Kis 22:3-16 – “Bangunlah, berilah dirimu dibaptis, dan berserulah kepada nama Tuhan, maka dosa-dosamu dihapuskan”
Mrk 16:15-18 – “Pergilah ke seluruh dunia, beritakanlah Injil”

 

RENUNGAN

  1. Hari ini Gereja merayakan pesta bertobatnya Paulus. Fokus dari pesta ini adalah bertobat. Pertobatan mempersiapkan Paulus untuk menjadi seorang rasul bagi orang-orang bukan-Yahudi. Dalam perjalanannya yang panjang, hampir ke seluruh wilayah kekaisaran Romawi, ia berkhotbah dan menyembuhkan, mendirikan dan meneguhkan komunitas-komunitas Kristen. Memberitakan Injil merupakan bagian yang tak terpisahkan dari hidup Paulus: “Celakalah aku, jika aku tidak memberitakan Injil.”

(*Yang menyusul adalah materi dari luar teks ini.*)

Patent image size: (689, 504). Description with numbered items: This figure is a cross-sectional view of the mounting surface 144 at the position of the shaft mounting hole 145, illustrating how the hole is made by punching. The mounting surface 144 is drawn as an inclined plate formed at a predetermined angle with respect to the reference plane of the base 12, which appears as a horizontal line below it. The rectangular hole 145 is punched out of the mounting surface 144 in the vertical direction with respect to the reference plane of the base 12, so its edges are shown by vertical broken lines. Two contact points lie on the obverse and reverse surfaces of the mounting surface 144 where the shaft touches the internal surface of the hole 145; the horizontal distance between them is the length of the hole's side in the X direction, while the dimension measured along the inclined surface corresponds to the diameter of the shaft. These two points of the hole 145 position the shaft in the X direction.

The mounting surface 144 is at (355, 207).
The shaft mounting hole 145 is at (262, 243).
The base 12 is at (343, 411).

  2. Dalam Injil hari ini, Yesus menginstruksikan para murid-Nya: “Pergilah ke seluruh dunia, beritakanlah Injil kepada segala makhluk!” Kepada yang percaya, Yesus menjanjikan kepada mereka: mampu mengusir setan, bisa berbicara dalam bahasa-bahasa baru, memegang ular tanpa celaka, dan menyembuhkan orang-orang sakit. Hal tersebut bisa terjadi, karena mereka diberi kuasa yang datang dari Allah.

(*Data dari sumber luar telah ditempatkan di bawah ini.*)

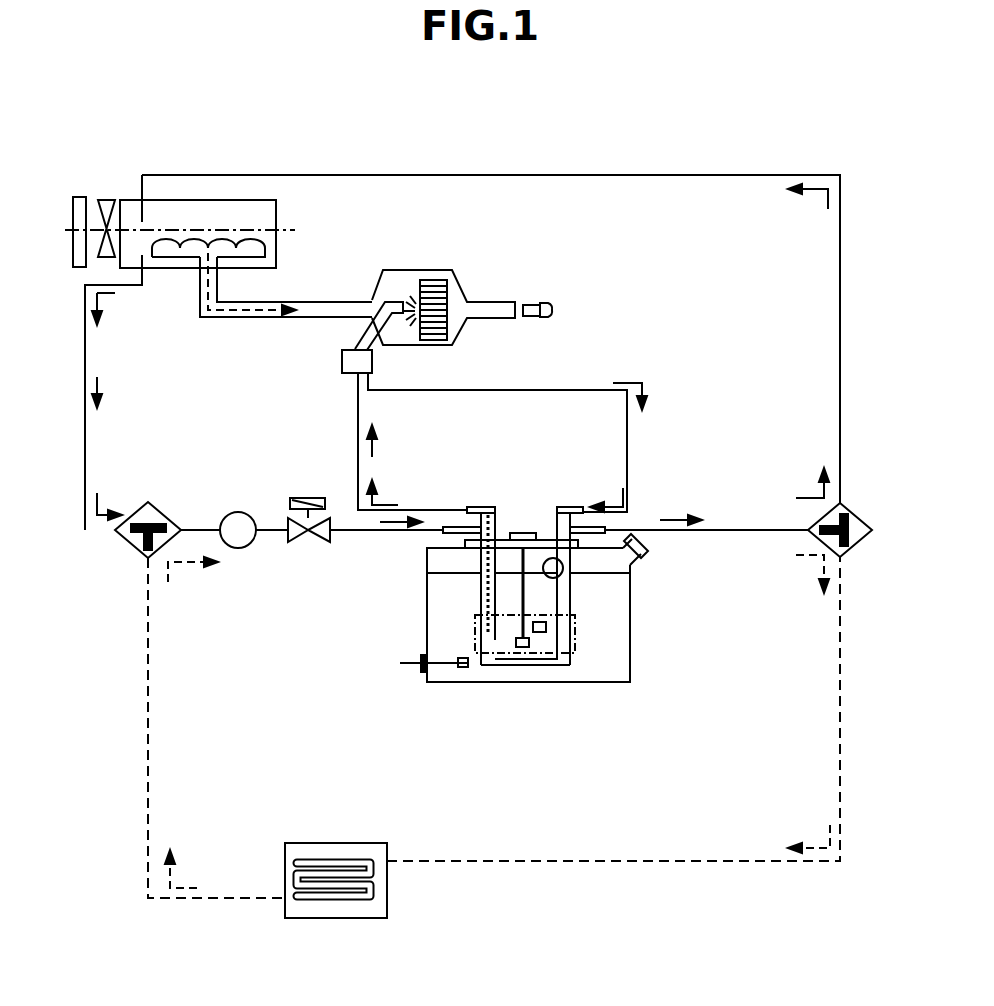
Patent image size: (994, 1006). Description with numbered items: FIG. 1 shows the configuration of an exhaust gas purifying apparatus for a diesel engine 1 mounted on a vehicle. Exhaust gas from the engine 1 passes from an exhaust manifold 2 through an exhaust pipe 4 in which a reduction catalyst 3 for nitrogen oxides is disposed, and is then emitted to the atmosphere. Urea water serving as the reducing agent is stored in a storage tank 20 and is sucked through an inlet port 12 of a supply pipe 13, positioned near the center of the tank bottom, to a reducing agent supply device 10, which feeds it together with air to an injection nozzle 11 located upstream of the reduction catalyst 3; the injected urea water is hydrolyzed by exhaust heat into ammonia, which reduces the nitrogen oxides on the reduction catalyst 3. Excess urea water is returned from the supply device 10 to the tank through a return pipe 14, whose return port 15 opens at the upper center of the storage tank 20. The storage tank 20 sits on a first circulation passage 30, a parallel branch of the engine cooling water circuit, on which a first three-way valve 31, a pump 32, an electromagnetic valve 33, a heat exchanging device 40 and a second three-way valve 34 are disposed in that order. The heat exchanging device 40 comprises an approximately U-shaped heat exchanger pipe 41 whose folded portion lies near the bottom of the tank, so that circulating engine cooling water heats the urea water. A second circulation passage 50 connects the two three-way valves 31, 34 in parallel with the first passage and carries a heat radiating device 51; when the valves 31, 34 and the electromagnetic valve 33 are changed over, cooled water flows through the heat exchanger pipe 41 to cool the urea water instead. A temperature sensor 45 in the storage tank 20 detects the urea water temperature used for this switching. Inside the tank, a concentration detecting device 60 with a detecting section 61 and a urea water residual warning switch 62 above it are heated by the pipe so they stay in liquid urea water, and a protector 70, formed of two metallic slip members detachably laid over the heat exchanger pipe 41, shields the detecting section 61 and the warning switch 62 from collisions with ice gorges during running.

  3. Hari ini Yesus mengucapkan kata-kata yang sama kepada kita. Dia juga memanggil kita untuk mewartakan Kabar Baik kepada setiap orang yang kita jumpai. Kita tidak usah membayangkan bahwa mewartakan Injil berarti menjadi katekis atau guru agama. Jauh dari maksud Yesus. Kita bisa melakukannya melalui kata-kata dan tindakan: memperhatikan orang yang sedang berkesusahan, menjadi pendengar yang baik bagi orang lain, menyapa orang lain dengan ramah. Tindakan-tindakan kecil tersebut memiliki kekuatan untuk menyembuhkan orang lain, menguatkan iman mereka, dan memberi pengharapan baru.
  4. Kita tidak ditinggalkan sendirian, karena Tuhan yang bangkit bekerja dalam diri kita oleh kuasa Roh Kudus-Nya. Siapkah aku menjadi pemberita Injil?